By 1937, the concept of degeneracy was firmly entrenched in Nazi policy. On June 30th of that year, Goebbels put Adolf Ziegler, the head of the Reich Chamber of Visual Art, in charge of a six-man commission authorized to confiscate from museums and art collections throughout the Reich, any remaining art deemed modern, degenerate, or subversive.
These works were then to be presented to the public in an exhibit intended to incite further revulsion against the “perverse Jewish spirit” penetrating German culture.
They had seized over 5,000 paintings of famous authors such as Marc Chagall, Pablo Picasso, Vincent Van Gogh, Ernst Ludwig Kirchner, Henri Matisse and others. The Degenerate Art Exhibition was opened on July 19th, 1937, in the building which was formerly used by the Institute of Archaeology.
It consisted more than 650 paintings, sculptures, prints, and books from the collections of 32 German museums. The exhibition remained on view until November 30th and featured in 11 other cities in Germany and Austria.
The exhibition used three thematically grouped rooms which were overfilled with paintings, often unframed. The first room represented the modernist take on religion stressing out the heretical dimension of the movement. The second room focused mainly on the Jewish artists.
The third dealt with the paintings that were deemed insulting to women, soldiers and farmers of Germany. The rest of the exhibit had no particular theme but was rather used to mock the artists representing them as chaotic and schizophrenic.
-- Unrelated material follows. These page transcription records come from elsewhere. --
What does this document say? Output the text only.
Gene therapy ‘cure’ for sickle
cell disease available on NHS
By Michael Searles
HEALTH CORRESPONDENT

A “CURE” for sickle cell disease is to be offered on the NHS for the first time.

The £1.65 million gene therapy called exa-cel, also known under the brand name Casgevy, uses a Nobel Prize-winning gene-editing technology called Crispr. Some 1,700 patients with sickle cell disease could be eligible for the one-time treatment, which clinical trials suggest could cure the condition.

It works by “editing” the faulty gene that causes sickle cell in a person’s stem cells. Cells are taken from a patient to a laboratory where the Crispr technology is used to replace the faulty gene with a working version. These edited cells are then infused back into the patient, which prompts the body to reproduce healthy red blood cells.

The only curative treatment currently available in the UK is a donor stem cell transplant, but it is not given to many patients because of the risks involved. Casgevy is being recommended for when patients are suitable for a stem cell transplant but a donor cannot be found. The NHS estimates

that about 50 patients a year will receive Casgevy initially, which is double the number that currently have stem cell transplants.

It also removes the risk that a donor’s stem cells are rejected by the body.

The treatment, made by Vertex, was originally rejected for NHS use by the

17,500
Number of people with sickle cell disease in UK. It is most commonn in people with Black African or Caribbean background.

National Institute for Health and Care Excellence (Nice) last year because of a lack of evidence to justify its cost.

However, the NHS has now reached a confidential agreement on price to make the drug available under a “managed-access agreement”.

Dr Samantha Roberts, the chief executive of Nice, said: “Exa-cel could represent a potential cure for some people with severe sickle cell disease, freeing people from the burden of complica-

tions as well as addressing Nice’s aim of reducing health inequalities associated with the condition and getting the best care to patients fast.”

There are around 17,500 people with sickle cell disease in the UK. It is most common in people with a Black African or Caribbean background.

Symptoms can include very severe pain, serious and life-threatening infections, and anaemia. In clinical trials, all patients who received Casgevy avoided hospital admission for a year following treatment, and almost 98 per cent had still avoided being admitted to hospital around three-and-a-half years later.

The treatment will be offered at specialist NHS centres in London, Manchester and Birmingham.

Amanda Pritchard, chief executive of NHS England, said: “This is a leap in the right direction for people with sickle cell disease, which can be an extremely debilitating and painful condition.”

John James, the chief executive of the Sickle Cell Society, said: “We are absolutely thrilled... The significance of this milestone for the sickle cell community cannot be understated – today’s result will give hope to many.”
The manifestos of movements such as Dadaist or Surrealist were deliberately misinterpreted and followed by speeches of Nazi Party officials. Next to many paintings were labeled indicating how much money a museum spent to acquire the artwork.
In the case of paintings acquired during the post-war Weimar hyperinflation of the early 1920’s, when the cost of a kilo loaf of bread reached 233 billion German marks, the prices of the paintings were of course greatly exaggerated. The exhibit was designed to promote the idea that modernism was a conspiracy by people who hated German decency, frequently identified as Jewish-Bolshevist, although only six of the 112 artists included in the exhibition were, in fact, Jewish.
Besides from promoting their own cultural policy, the Nazis seized many works of art for profit. In their possession were 16,558 priceless original paintings and sculptures, many of which were later auctioned to finance the Reich, or rather, the Nazi individuals who used the money for their own gain.
Most of the paintings were sold in Switzerland. It is well-known that Hermann Goering acquired fourteen masterpieces including Van Gogh and Cezanne. The hypocrisy of this act was blatant. Many artists fled the country since they were prohibited from making and distributing their work in Germany.
Many committed suicide and many were locked up in asylums for mentally ill. The Jewish artists who refused to leave the country were deported to concentration camps. This extermination of art proved to be one of the biggest crimes of pre-war Nazi Germany.